12. A PDF document multi-location electronic signature generation apparatus based on seal content semantics, used to execute the PDF document multi-location electronic signature generation method based on seal content semantics as described in any one of claims 1 to 11, characterized in that, The device includes: The signature request receiving module is used to perform step S1 in the method for generating multi-location electronic signatures for PDF documents. The module for determining the uniqueness of seal content is used to perform step S2 in the method for generating multi-location electronic signatures for PDF documents. The signature equivalence determination module is used to perform step S3 in the method for generating multi-location electronic signatures for PDF documents. The signature source data construction module is used to perform step S4 in the method for generating multi-location electronic signatures for PDF documents. The basic signature data template generation module is used to perform step S5 in the method for generating multi-location electronic signatures for PDF documents. The signature processing module is used to perform step S6 in the method for generating multi-location electronic signatures for PDF documents. The PDF writing module is used to perform step S7 in the method for generating multi-location electronic signatures for PDF documents.

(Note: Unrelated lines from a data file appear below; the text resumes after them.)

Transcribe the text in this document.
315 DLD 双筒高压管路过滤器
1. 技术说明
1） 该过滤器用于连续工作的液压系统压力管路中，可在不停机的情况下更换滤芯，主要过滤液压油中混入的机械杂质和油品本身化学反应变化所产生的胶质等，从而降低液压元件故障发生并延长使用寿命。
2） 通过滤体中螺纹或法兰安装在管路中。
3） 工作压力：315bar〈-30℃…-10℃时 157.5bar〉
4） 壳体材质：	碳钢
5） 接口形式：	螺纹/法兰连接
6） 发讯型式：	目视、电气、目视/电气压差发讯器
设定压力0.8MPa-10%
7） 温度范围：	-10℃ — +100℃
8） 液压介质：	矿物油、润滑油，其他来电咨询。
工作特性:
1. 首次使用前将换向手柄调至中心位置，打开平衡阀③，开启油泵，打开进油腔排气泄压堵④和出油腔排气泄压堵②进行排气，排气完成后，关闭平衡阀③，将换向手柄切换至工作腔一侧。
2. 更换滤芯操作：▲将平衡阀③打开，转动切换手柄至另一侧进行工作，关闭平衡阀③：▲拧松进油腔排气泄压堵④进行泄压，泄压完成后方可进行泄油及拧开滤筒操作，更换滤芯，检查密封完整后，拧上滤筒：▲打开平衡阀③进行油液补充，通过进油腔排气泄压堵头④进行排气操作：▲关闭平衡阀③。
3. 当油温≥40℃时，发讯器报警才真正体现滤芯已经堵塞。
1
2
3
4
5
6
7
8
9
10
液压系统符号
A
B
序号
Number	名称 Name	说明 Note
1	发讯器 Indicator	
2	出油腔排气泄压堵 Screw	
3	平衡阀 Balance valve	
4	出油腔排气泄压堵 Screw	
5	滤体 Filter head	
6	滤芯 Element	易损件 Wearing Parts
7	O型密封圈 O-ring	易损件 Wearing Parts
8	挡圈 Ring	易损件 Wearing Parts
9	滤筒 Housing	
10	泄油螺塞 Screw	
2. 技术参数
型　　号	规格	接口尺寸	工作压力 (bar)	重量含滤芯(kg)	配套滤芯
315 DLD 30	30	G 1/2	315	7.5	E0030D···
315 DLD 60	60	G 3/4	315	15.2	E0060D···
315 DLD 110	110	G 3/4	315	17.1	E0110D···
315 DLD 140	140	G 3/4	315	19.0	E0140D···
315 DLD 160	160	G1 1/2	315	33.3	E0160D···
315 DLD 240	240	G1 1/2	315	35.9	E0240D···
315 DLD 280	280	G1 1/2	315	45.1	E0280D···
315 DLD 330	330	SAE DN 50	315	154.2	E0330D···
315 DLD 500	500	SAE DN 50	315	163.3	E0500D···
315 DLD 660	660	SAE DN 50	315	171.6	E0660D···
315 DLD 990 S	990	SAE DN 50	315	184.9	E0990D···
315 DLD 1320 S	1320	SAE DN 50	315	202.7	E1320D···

13. The PDF document multi-location electronic signature generation device based on seal content semantics according to claim 12, characterized in that, The signature processing module includes a derived signature generation module and / or a signature result sharing module; The derived signature generation module is used to perform derivation processing on each signature request within the signature equivalence group based on the basic signature data template, and generate a signature result that uniquely corresponds to the signature position of the signature request. The signature result sharing module is used to generate shared signature results corresponding to multiple signature requests within the same signature equivalence group based on the basic signature data template.
14. A PDF document multi-location electronic signature generation system based on seal content semantics, characterized in that, include: Memory, used to store computer programs; A processor is configured to execute, when the computer program is invoked, the method for generating multi-location electronic signatures for PDF documents based on the semantics of seal content as described in any one of claims 1 to 11.
15. A computer-readable storage medium having a computer program stored thereon, characterized in that, The computer program is executed by a processor to implement the method for generating multi-location electronic signatures for PDF documents based on the semantics of seal content as described in any one of claims 1 to 11.